2017 年 65 巻 3 号 p. 1039-1046
最古層の祭式文献の一つであるMaitrāyaṇī Sam̐hitā(MS)のI 9章は,caturhotr̥祭文についての章と言われている.そこでは,caturhotr̥ 祭文が主要なśrauta祭式において用いられることが述べられているが,caturhotr̥ 祭文はI 9章以外の祭式記述においては全く言及されない.おそらく主要なśrauta祭式が記述された時点ではcaturhotr̥ 祭文の使用は受け入れられていなかったと推察される.また,I 9章には,何の祭式か同定されてこなかった,未解明の儀礼行為が記されている.
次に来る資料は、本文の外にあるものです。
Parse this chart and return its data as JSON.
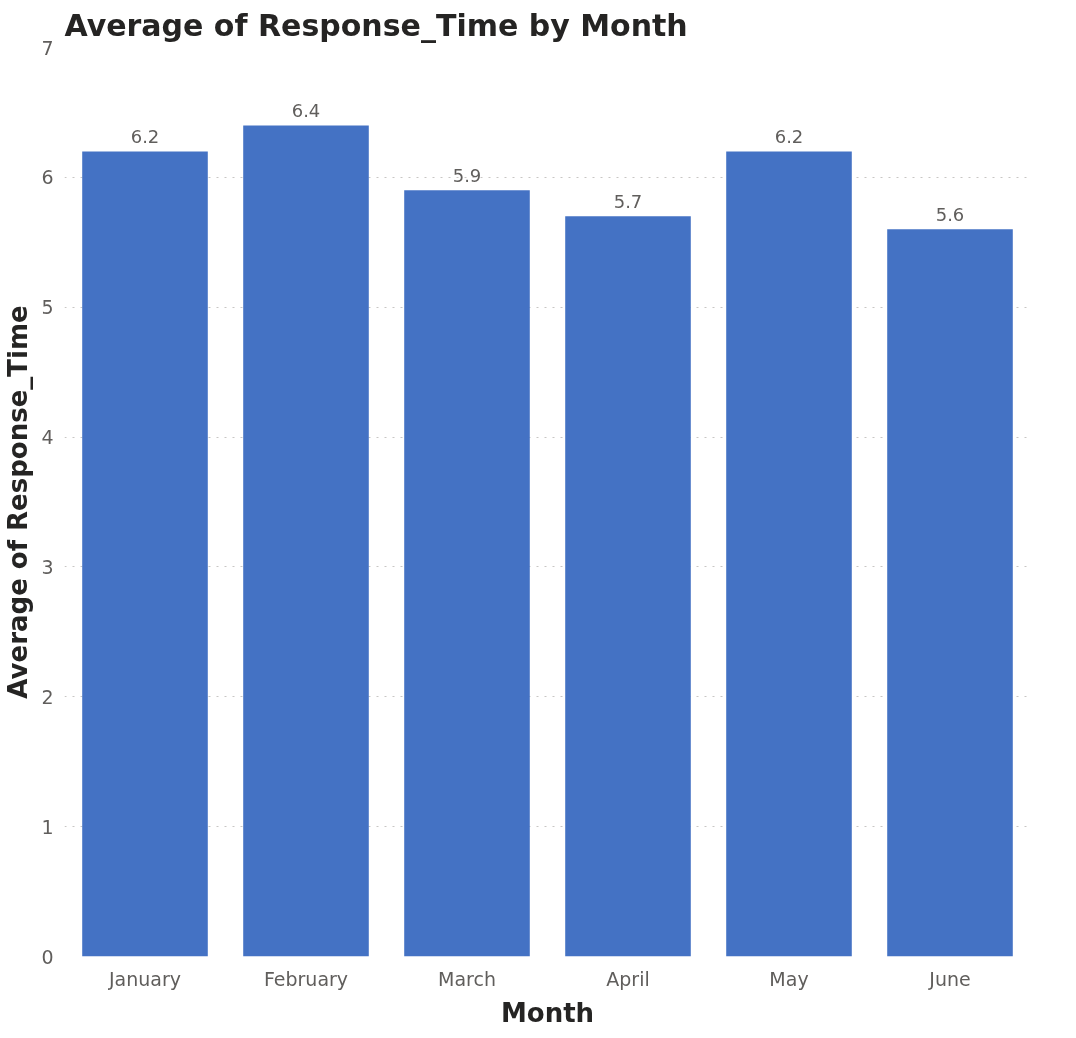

本稿では,I 9章に記される儀礼行為が,sattra,dvādaśāha,mahāvrataという一連の祭式に相当することを論じる.これらの祭式は,MSの主要部分が成立した段階では正統śrauta祭とは見なされていなかった,特殊な祭式である.MS I 9の記述と,主にKāṭhaka-Sam̐hitāのsattra章(KS 33–34)の記述を対照させて,対応関係を指摘する.
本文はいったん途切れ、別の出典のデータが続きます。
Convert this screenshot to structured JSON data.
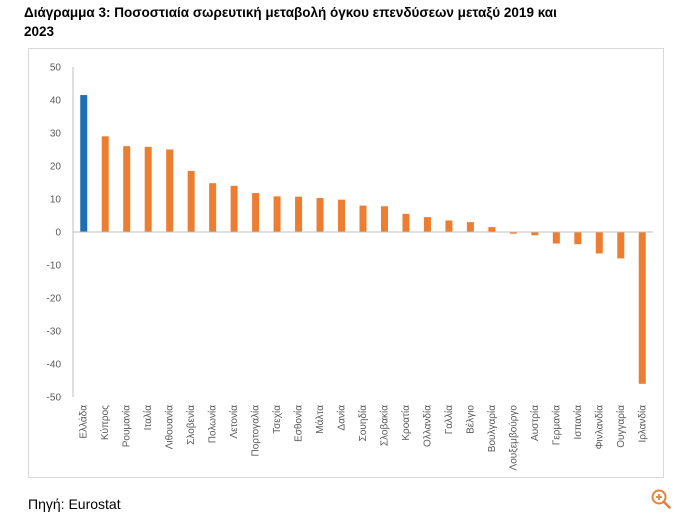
{
  "title": "Διάγραμμα 3:  Ποσοστιαία σωρευτική μεταβολή όγκου επενδύσεων μεταξύ 2019 και 2023",
  "source": "Πηγή: Eurostat",
  "colors": {
    "highlight": "#1F6FB4",
    "default": "#ED7D31",
    "axis": "#BFBFBF",
    "text": "#595959",
    "zoom": "#E8823A"
  },
  "chart_data": {
    "type": "bar",
    "title": "Ποσοστιαία σωρευτική μεταβολή όγκου επενδύσεων μεταξύ 2019 και 2023",
    "xlabel": "",
    "ylabel": "",
    "ylim": [
      -50,
      50
    ],
    "yticks": [
      "50",
      "40",
      "30",
      "20",
      "10",
      "0",
      "-10",
      "-20",
      "-30",
      "-40",
      "-50"
    ],
    "ytick_values": [
      50,
      40,
      30,
      20,
      10,
      0,
      -10,
      -20,
      -30,
      -40,
      -50
    ],
    "grid": false,
    "highlight": "Ελλάδα",
    "categories": [
      "Ελλάδα",
      "Κύπρος",
      "Ρουμανία",
      "Ιταλία",
      "Λιθουανία",
      "Σλοβενία",
      "Πολωνία",
      "Λετονία",
      "Πορτογαλία",
      "Τσεχία",
      "Εσθονία",
      "Μάλτα",
      "Δανία",
      "Σουηδία",
      "Σλοβακία",
      "Κροατία",
      "Ολλανδία",
      "Γαλλία",
      "Βέλγιο",
      "Βουλγαρία",
      "Λουξεμβούργο",
      "Αυστρία",
      "Γερμανία",
      "Ισπανία",
      "Φινλανδία",
      "Ουγγαρία",
      "Ιρλανδία"
    ],
    "values": [
      41.5,
      29,
      26,
      25.8,
      25,
      18.5,
      14.8,
      14,
      11.8,
      10.8,
      10.7,
      10.3,
      9.8,
      8,
      7.8,
      5.5,
      4.5,
      3.5,
      3,
      1.5,
      -0.5,
      -1,
      -3.5,
      -3.7,
      -6.5,
      -8,
      -46
    ]
  }
}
この考察により,MS I 9がsattra,dvādaśāha,mahāvrataの儀礼を記すことは明らかであるが,MS I 9はこれらの祭式の名前を明かさない.それは,これらの祭式が正統śrautaとは違う異文化的背景を持つことに,起因すると考えられる.すなわち,非正統祭式を正統śrauta祭式記述という枠組みに嵌め込んで記述しようとしたことが,I 9章の記述の特殊性を生んだと考えられる.